Geeta Patel, University of Virginia

Geeta Patel is an Associate Professor of Gender and Women's Studies and Middle Eastern and South Asian Languages and Cultures at the University of Virginia. Her research has engaged with the politics, poetics, and economics of violence, loss, and transgression.

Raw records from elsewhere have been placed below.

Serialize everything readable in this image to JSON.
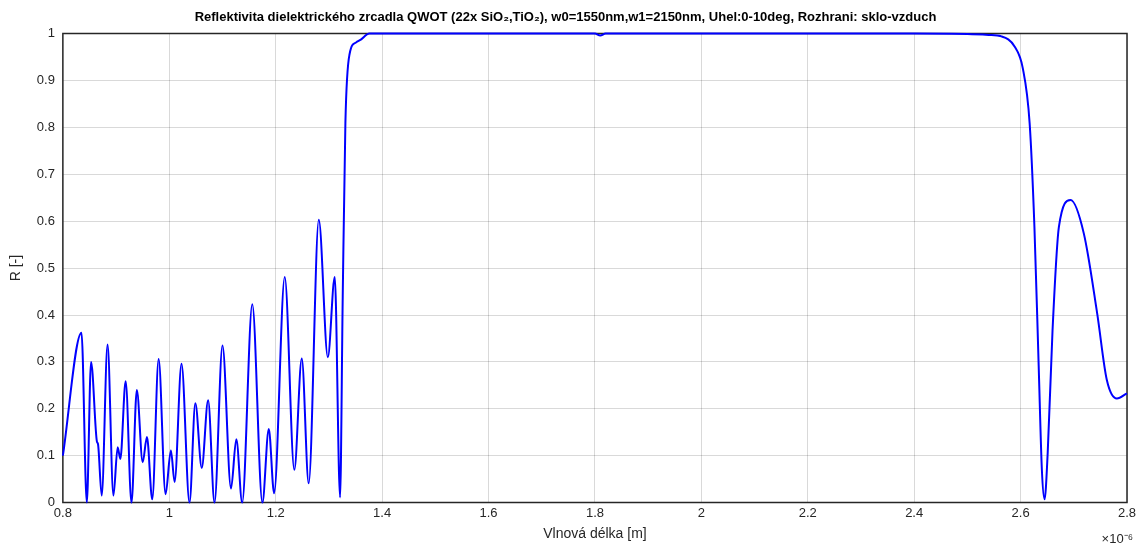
{
  "chart_data": {
    "type": "line",
    "title": "Reflektivita dielektrického zrcadla QWOT (22x SiO₂,TiO₂), w0=1550nm,w1=2150nm, Uhel:0-10deg, Rozhrani: sklo-vzduch",
    "xlabel": "Vlnová délka [m]",
    "ylabel": "R [-]",
    "annotations": [
      "×10⁻⁶"
    ],
    "xlim": [
      0.8,
      2.8
    ],
    "xticks": [
      0.8,
      1,
      1.2,
      1.4,
      1.6,
      1.8,
      2,
      2.2,
      2.4,
      2.6,
      2.8
    ],
    "ylim": [
      0,
      1
    ],
    "yticks": [
      0,
      0.1,
      0.2,
      0.3,
      0.4,
      0.5,
      0.6,
      0.7,
      0.8,
      0.9,
      1
    ],
    "grid": true,
    "legend": false,
    "marker": "none",
    "line_style": "solid",
    "series": [
      {
        "color": "#0000ff",
        "x": [
          0.8,
          0.835,
          0.845,
          0.853,
          0.864,
          0.866,
          0.873,
          0.884,
          0.895,
          0.903,
          0.908,
          0.918,
          0.929,
          0.939,
          0.95,
          0.958,
          0.968,
          0.98,
          0.993,
          1.003,
          1.01,
          1.023,
          1.038,
          1.049,
          1.061,
          1.073,
          1.085,
          1.1,
          1.116,
          1.126,
          1.137,
          1.156,
          1.175,
          1.187,
          1.197,
          1.217,
          1.235,
          1.249,
          1.262,
          1.281,
          1.298,
          1.311,
          1.321,
          1.326,
          1.331,
          1.339,
          1.351,
          1.36,
          1.376,
          1.6,
          1.8,
          1.81,
          1.82,
          2.2,
          2.4,
          2.5,
          2.54,
          2.564,
          2.589,
          2.604,
          2.617,
          2.626,
          2.634,
          2.64,
          2.645,
          2.651,
          2.66,
          2.672,
          2.694,
          2.719,
          2.744,
          2.762,
          2.781,
          2.8
        ],
        "values": [
          0.1,
          0.362,
          0,
          0.3,
          0.13,
          0.125,
          0.015,
          0.337,
          0.015,
          0.118,
          0.093,
          0.259,
          0,
          0.24,
          0.086,
          0.14,
          0.007,
          0.306,
          0.018,
          0.111,
          0.044,
          0.296,
          0,
          0.212,
          0.074,
          0.218,
          0,
          0.335,
          0.03,
          0.135,
          0,
          0.423,
          0,
          0.157,
          0.02,
          0.481,
          0.07,
          0.307,
          0.041,
          0.603,
          0.31,
          0.481,
          0.011,
          0.44,
          0.81,
          0.957,
          0.981,
          0.987,
          1,
          1,
          1,
          0.996,
          1,
          1,
          1,
          0.999,
          0.997,
          0.994,
          0.972,
          0.927,
          0.809,
          0.588,
          0.292,
          0.07,
          0.007,
          0.107,
          0.366,
          0.588,
          0.645,
          0.573,
          0.403,
          0.262,
          0.222,
          0.233
        ]
      }
    ]
  }
}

Her book, from Stanford University Press, Lyrical Movements, Historical Hauntings:  Gender, Colonialism and Desire in Miraji’s Urdu Poetry (2002) focusing on a renegade writer, Miraji, reads gender and sexuality in twentieth century Urdu poetic movements that emerge out of the lyric of loss.  She has translated widely from  from prose and poetry composed in Sanskrit, Urdu, Hindi, Braj and Awadhi.  Patel’s most recent manuscripts on South Asia, Homeliness and its desserts :  Rethinking Ismat Chughtai and Billboard Intimacies:  Gendering the Global Nation are informed by queer/gender theory, political economy, postcolonial/diaspora/subaltern historiography, and crossover questions from cyborg feminism and physics.  Her current project Insuring Selves, Assuring a Future:  The Poetics of Finance (manuscript in progress) insurance, pensions, transnational capital, rights and state formations (from 1750-2002) in South Asia, works through gender to grapple with the liaisons between capital, subjectivity and loss.